Approaching a Steady State Economy, Part 1 — Getting Around
Suppose you’re suspicious of the idea of pursuing continuous economic growth on our finite planet. What if you’ve even concluded that an obsession with increasing production and consumption might be a bad thing, especially in the wealthy nations (apparently you’ve been connecting some dots between economic growth and the calamitous combination of climate change, resource depletion, poverty, and inequality)? Having come to such a conclusion leads to a critical question: how would a non-growing economy function? I’ve been thinking about steady state economics most days for the last six years, and I’ve even written a book on the subject, but I still struggle with this question. When in doubt, consult Herman Daly.
Daly has articulated three logical rules that a steady state economy would live by:
- Exploit renewable resources no faster than they can be regenerated.
- Deplete non-renewable resources no faster than the rate at which renewable substitutes can be developed.
- Emit wastes no faster than they can be safely assimilated by ecosystems.
Presuming we can accurately determine depletion and regeneration rates, as well as the resilience of ecosystems, we can use two basic strategies to follow the steady state rules: (1) economizing and (2) innovating. Economizing boils down to reducing the inputs used in economic activities and minimizing the waste outputs. It entails conserving, re-using, maintaining, and generally embracing the wisdom of enough rather than succumbing to the madness of more. Innovating entails doing things more efficiently. It means learning, inventing, adapting, and using appropriate technologies to achieve desired ends. Note that innovation (and the increased efficiency it engenders) is a double-edged sword. In a non-growing economy, increased efficiency can reduce environmental impacts, but in a growing economy, increasing efficiency tends to cause a rebound effect that actually increases environmental impacts. A steady state economy, therefore, will adopt some combination of economizing and innovating to achieve sustainability.

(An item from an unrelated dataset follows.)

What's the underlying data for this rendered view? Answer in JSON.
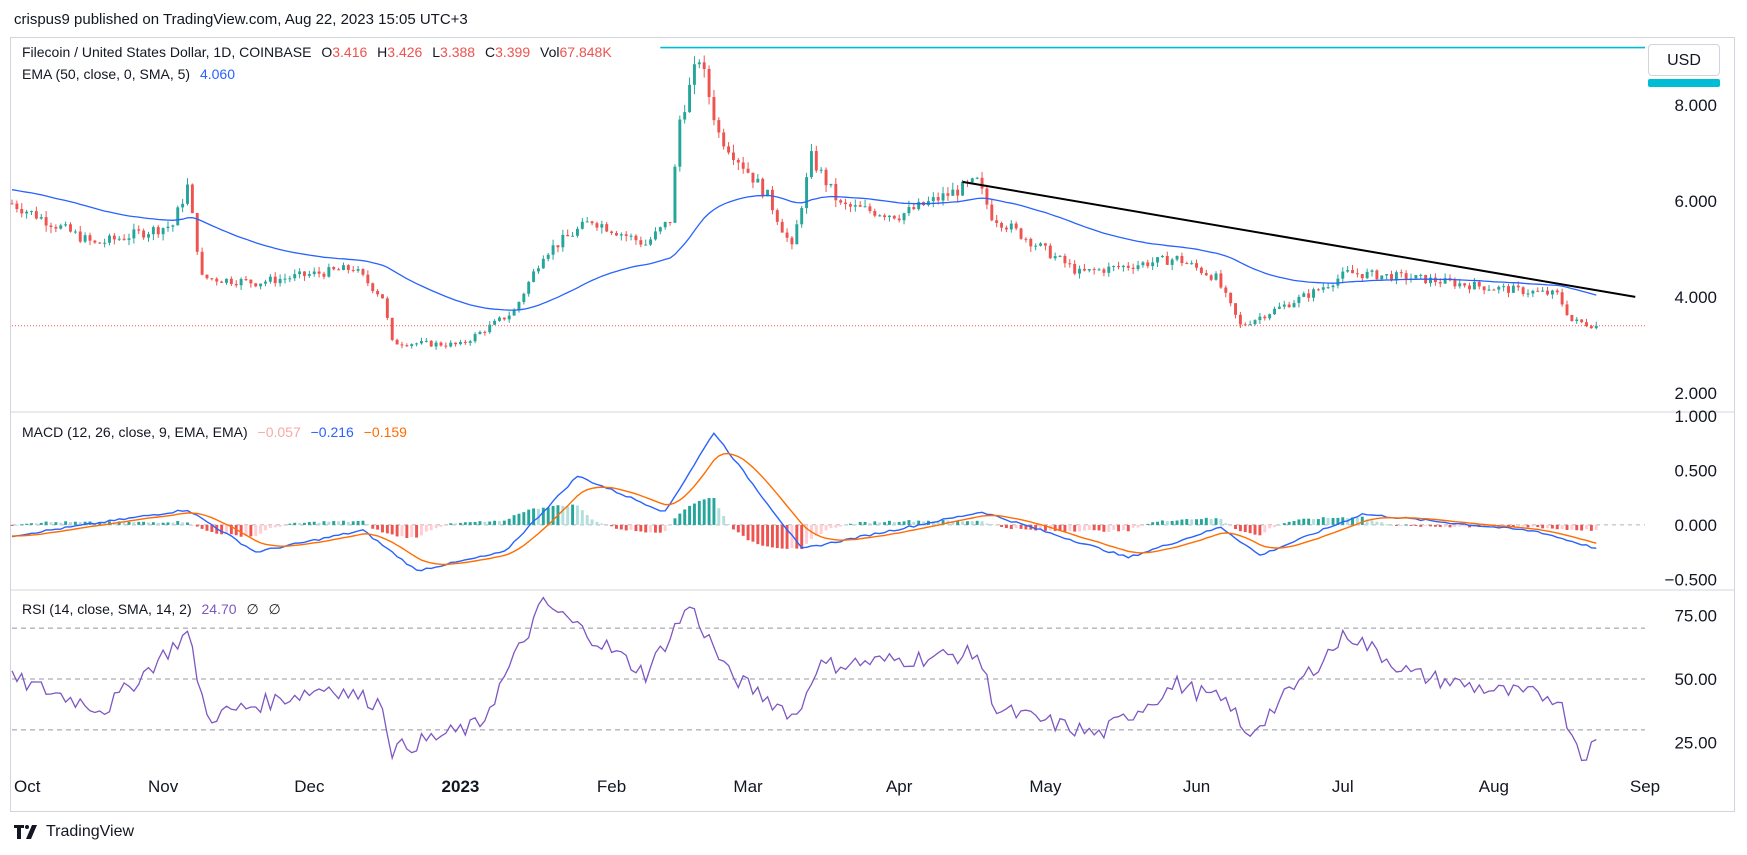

This is all well and good, but terms like “economizing” and “innovating” fall short of painting a detailed picture of day-to-day life in a steady state economy. To paint such a picture, it’s helpful to start with a smaller canvas — that is, focus on a specific sector rather than the entire economy.
The transportation sector of the U.S. economy accounts for about 3% of gross domestic product. The purpose of this sector is to move people and goods to desired destinations. To accomplish this purpose while abiding by the steady state rules requires:
- Reducing inputs (e.g., using less steel and oil);
- Developing renewable infrastructure (e.g., using renewable energy sources to power vehicles and renewable resources to construct transportation corridors); and
- Reducing waste emissions (e.g., decreasing the quantity of carbon dioxide and other pollutants emitted by transport activities).
Wouldn’t it be easier (and more practical) to construct some decent bike lanes?
Think tanks like the Post Carbon Institute and the Transition Towns Network provide “economizing” strategies for doing these sorts of things. One of the big ideas is economic localization, which diminishes the need for long-distance transportation by eliminating unnecessary trade. As Daly has pointed out, “Americans import Danish sugar cookies, and Danes import American sugar cookies. Exchanging recipes would surely be more efficient.” The more a community can produce goods and services locally, the less it has to rely on long supply chains and importation of goods from afar. As a bonus, localization curtails the need for workers to undertake long-distance commutes, since the local economy would provide more employment opportunities. Other ideas for economizing in the transportation network include deemphasizing the automobile (World Carfree Day is coming up soon) while promoting walking, bicycling, and transit; paying more attention to neighborhood design; implementing car share programs; and even making more use of sailboats. High parking fees and gasoline taxes are also tools that can curtail the quantity of resources consumed for getting around.
Think tanks also promote plenty of ideas that take the “innovating” approach. The Rocky Mountain Institute suggests constructing ultra-light, low-drag autos and superefficient trucks and planes. The Sustainable Transportation Center at the University of California, Davis conducts research on hydrogen, biofuels, and other energy pathways toward a sustainable transportation infrastructure. And for science fiction fans, ideas about conveyor belt systems first put to paper by writers like H.G. Wells and Isaac Asimov can now be perused in patent descriptions. Even vacuum tubes are entering the discussion… transporter beams can’t be far behind!
It seems, then, that a transportation network in a steady state economy would involve a mix of infrastructure changes, technology changes, and behavioral changes that, in turn, would stem from a selection of policy changes. Given the scope of changes required, it’s still hard to get a handle on how things would turn out (and this is only one sector that represents 3% of the broader economy). Perhaps drilling down further would help. Part 2 will give it a try.